This guest post was contributed by Moritz Guenther:

When I first encountered the IPython notebook, I thought this was a solution looking for a problem. However, I have since been converted! The tipping point for me was this: I want to version control my papers and I always had multiple directories for analysis code, plotting code, LaTeX files, plot scripts and figures and tables. That's just so unwieldy. Also, I found it cumbersome to email figures to individual collaborators all the time. The Notebook can hold all this information in one place and I can just provide my co-authors with a link to the github repository once and they have access to the latest version all the time. Even if they do not use python, they can still see the all the current figures using nbviewer.ipython.org

Now all papers I work on a are written in an IPython notebook. So, the final step to do is to convert the notebook to the LaTeX file I can submit to a journal. That's what this simple converter code does.
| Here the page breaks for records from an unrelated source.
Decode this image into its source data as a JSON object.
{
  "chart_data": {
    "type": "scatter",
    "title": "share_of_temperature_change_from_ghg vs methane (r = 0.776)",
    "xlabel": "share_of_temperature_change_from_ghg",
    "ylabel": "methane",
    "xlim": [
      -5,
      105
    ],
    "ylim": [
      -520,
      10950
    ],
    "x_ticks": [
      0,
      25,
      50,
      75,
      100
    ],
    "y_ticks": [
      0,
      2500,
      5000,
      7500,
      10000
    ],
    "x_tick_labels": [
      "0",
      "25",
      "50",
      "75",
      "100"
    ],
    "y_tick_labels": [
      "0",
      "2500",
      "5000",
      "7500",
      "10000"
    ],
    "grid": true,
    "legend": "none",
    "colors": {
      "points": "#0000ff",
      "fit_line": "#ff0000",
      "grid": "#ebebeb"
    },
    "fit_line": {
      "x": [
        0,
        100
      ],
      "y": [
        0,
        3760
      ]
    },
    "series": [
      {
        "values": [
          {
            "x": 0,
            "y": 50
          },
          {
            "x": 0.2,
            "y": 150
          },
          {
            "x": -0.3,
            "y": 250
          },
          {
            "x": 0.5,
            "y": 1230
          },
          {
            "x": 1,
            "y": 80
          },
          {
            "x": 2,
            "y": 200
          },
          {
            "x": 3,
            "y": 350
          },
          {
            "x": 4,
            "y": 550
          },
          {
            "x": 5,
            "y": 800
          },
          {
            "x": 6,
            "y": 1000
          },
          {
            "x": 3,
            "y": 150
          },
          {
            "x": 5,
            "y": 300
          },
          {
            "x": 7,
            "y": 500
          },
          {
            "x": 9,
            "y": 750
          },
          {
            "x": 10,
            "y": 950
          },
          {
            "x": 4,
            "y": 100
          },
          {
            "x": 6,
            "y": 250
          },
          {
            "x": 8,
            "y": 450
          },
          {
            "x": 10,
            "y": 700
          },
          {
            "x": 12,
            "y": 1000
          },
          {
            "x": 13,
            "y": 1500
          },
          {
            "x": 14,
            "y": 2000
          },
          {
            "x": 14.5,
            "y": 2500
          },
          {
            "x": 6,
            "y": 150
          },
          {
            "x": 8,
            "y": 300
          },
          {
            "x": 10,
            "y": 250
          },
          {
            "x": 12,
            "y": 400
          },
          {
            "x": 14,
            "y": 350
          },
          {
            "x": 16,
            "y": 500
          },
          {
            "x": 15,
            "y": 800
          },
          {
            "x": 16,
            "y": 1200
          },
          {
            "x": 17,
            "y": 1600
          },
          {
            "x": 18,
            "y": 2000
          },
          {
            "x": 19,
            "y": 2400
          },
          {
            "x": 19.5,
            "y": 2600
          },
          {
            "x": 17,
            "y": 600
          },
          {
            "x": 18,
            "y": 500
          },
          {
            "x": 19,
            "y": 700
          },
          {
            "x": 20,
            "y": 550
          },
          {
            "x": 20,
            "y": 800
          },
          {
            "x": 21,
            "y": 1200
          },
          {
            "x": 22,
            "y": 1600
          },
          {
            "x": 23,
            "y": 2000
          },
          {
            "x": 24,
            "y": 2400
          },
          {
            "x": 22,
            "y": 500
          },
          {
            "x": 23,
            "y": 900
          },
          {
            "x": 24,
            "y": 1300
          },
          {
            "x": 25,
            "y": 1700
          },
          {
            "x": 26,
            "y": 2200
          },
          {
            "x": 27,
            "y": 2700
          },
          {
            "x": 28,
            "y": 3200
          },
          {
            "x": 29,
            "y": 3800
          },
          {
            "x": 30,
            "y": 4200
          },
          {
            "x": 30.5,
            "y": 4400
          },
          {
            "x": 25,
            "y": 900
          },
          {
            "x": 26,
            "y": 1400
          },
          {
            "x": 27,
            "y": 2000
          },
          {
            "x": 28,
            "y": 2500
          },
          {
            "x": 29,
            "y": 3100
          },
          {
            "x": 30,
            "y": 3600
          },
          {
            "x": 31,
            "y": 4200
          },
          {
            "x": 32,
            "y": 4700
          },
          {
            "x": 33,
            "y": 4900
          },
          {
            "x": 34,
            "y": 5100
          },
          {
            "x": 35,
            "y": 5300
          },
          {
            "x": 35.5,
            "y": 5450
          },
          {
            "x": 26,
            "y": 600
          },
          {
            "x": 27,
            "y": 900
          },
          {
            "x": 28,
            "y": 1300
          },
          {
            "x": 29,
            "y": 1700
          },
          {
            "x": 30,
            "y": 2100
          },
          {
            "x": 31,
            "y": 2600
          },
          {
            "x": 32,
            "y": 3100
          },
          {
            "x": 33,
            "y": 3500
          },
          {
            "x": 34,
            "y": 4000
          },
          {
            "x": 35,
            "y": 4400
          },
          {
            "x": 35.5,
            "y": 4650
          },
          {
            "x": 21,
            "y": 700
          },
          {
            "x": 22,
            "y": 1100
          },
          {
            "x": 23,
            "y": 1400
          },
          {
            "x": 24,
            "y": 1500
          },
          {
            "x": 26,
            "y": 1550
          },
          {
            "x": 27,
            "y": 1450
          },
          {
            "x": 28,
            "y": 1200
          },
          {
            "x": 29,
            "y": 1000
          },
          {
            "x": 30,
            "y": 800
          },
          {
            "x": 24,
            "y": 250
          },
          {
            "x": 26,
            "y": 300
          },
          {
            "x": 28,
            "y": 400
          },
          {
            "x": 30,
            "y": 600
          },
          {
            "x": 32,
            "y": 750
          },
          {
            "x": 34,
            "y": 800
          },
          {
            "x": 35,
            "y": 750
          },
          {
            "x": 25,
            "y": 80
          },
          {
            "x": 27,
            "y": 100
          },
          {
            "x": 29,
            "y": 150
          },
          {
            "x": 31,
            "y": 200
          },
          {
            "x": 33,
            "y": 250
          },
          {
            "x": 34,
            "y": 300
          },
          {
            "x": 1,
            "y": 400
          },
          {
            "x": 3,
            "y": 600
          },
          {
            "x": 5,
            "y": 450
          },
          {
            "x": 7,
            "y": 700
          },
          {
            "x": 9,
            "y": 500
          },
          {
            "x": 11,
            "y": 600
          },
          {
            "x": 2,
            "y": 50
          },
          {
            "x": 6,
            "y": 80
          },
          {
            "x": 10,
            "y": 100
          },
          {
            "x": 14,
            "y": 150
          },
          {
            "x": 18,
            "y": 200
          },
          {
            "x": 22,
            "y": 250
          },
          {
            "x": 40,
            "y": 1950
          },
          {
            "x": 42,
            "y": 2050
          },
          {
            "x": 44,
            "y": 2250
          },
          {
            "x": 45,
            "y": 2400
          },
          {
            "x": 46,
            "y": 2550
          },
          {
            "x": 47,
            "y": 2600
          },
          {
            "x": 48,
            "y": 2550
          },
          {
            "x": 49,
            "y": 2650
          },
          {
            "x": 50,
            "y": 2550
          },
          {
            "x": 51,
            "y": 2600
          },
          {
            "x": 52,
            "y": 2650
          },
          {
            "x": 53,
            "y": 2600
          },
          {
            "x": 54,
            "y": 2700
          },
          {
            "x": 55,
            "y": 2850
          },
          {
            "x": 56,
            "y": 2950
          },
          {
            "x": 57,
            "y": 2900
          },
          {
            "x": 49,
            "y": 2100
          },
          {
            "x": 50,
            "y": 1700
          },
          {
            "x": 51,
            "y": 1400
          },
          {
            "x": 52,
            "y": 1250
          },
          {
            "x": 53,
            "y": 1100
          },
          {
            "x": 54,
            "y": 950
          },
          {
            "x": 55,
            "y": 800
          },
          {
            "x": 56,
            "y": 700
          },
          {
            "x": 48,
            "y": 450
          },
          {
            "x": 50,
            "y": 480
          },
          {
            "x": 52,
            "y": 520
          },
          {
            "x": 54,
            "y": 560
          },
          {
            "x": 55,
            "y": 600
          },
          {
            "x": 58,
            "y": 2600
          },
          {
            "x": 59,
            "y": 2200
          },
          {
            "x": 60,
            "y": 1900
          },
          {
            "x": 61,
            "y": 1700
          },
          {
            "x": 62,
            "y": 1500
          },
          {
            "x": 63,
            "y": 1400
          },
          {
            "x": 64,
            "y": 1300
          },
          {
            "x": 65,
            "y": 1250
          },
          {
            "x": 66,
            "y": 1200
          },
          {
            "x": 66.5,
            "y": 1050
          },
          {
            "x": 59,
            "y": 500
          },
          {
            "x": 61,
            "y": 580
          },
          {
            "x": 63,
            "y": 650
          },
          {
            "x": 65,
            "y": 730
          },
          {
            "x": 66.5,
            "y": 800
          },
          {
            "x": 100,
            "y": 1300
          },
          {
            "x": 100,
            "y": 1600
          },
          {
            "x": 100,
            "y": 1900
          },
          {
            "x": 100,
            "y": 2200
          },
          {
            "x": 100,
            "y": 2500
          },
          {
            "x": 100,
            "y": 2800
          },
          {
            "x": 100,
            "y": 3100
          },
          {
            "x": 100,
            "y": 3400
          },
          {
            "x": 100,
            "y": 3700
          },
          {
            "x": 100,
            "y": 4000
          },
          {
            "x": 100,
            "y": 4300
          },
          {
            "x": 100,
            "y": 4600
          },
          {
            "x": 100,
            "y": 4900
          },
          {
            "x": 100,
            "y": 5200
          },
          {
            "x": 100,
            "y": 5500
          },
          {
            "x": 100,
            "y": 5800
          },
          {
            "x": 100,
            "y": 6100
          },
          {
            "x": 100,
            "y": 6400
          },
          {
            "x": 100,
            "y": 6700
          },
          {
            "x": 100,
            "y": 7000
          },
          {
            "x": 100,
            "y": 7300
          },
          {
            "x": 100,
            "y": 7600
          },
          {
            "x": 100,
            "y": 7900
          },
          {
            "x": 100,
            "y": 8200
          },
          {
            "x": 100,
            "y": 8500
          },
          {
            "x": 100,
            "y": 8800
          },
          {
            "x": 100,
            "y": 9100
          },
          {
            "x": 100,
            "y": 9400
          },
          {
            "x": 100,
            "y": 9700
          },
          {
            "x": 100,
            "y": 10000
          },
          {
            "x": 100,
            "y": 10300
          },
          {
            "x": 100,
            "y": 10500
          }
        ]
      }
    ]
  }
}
This converter is not intended to replace nbconvert from the IPython project. Instead, it serves one very specific purpose: Turn a notebook into a LaTeX file that I can submit to the journal.

How to use it

As a script


You can use this file form the command line:

> python ipynb2article.py myanalysis.ipynb myanalysis.tex

In this case it's run with my set of design choices (see below).

As a Python module

Import into python and make a <tt>NotebookConverter</tt> object:

from ipynb2article import NotebookConverter
converter = NotebookConverter

Then, customize how each type of cell is converted by changing the converter:

converter.cellconverters['code'] = NotebookConverter.IgnoreConverter()

Finally, call:

converter.convert(infile, outfile, ...)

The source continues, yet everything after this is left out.